Review: Billy Lynn’s Long Halftime Walk


Billy Lynn’s Long Halftime Walk by Ben Fountain

My rating: 4 of 5 stars

I was harsh to rate this only 3 stars when I finished it last night, but I was slightly annoyed by the last 100 pages or so. My inner voice was screaming “Oh get on with it” as we (yet again) go from the stands, to another room, for another long protracted discussion about a movie deal that’s ultimately going nowhere.
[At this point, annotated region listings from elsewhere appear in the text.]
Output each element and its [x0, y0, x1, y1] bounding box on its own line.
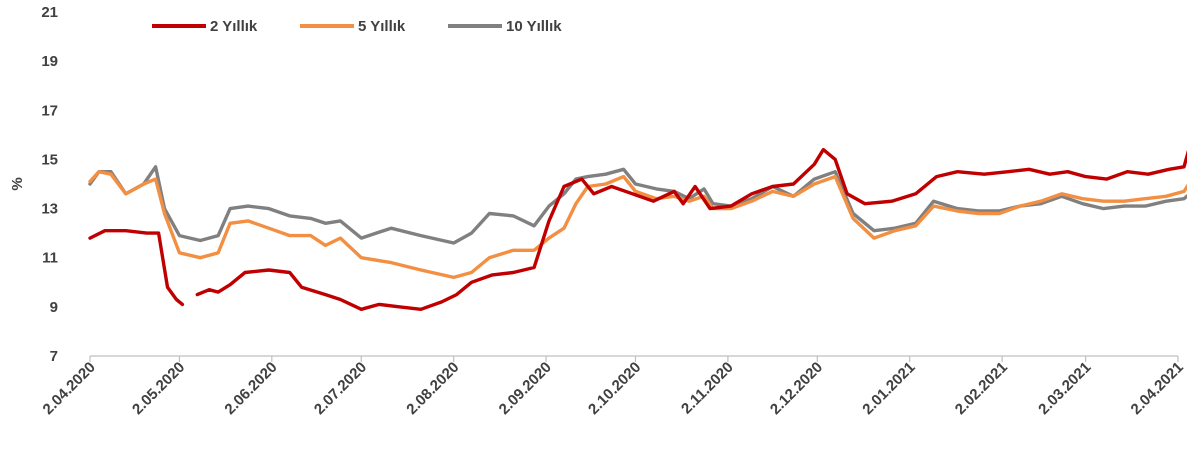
y-tick-label: 17	[41, 102, 58, 119]
legend-label: 10 Yıllık	[506, 18, 562, 35]
series-line	[88, 147, 1187, 311]
x-tick-label: 2.12.2020	[767, 359, 826, 418]
legend: 2 Yıllık 5 Yıllık 10 Yıllık	[152, 18, 562, 35]
legend-label: 2 Yıllık	[210, 18, 258, 35]
y-tick-label: 13	[41, 201, 58, 218]
x-tick-label: 2.07.2020	[311, 359, 370, 418]
series-line	[88, 165, 1187, 245]
legend-label: 5 Yıllık	[358, 18, 406, 35]
x-tick-label: 2.09.2020	[496, 359, 555, 418]
series-line	[88, 170, 1187, 280]
x-tick-label: 2.08.2020	[403, 359, 462, 418]
x-tick-label: 2.11.2020	[678, 359, 737, 418]
x-axis: 2.04.2020 2.05.2020 2.06.2020 2.07.2020 2.08…	[40, 355, 1187, 418]
y-tick-label: 15	[41, 151, 58, 168]
y-tick-label: 11	[42, 250, 58, 267]
y-tick-label: 19	[41, 53, 58, 70]
y-tick-label: 21	[41, 4, 58, 21]
x-tick-label: 2.02.2021	[952, 359, 1011, 418]
x-tick-label: 2.03.2021	[1035, 359, 1094, 418]
x-tick-label: 2.04.2021	[1128, 359, 1187, 418]
y-axis-title: %	[9, 177, 26, 190]
series-layer	[88, 147, 1187, 311]
y-axis: 7 9 11 13 15 17 19 21	[41, 4, 58, 365]
x-tick-label: 2.06.2020	[221, 359, 280, 418]
y-tick-label: 9	[50, 299, 58, 316]
y-tick-label: 7	[50, 348, 58, 365]
x-tick-label: 2.05.2020	[129, 359, 188, 418]
x-tick-label: 2.10.2020	[585, 359, 644, 418]
x-tick-label: 2.04.2020	[40, 359, 99, 418]
x-tick-label: 2.01.2021	[859, 359, 918, 418]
Billy Lynn is very much a 21st century hero- a wild, reckless and bored youth, forced by circumstance into the army and from there, into bloody conflict in Iraq. His story is told, mainly, on a cold Thanksgiving before, during and after the big game at Dallas Cowboys. There’s booze, there’s punch-ups, there’s a hot cheerleader, but most of all there’s a very well painted picture of attitudes towards not only soldiers, but the wars they are fighting. While these attitudes are portrayed as solely American, among the banner waving patriotism, as a UK reader, it also rings true of attitudes over here, so don’t let the ‘All-American’ setting deter you from picking this up. Admittedly, if American football isn’t you’re thing (are you broken?) then you may zone out for small sections of the narrative.

My only criticism of the novel is I would have like more flashback to the family, his sisters especially, as they fascinated me.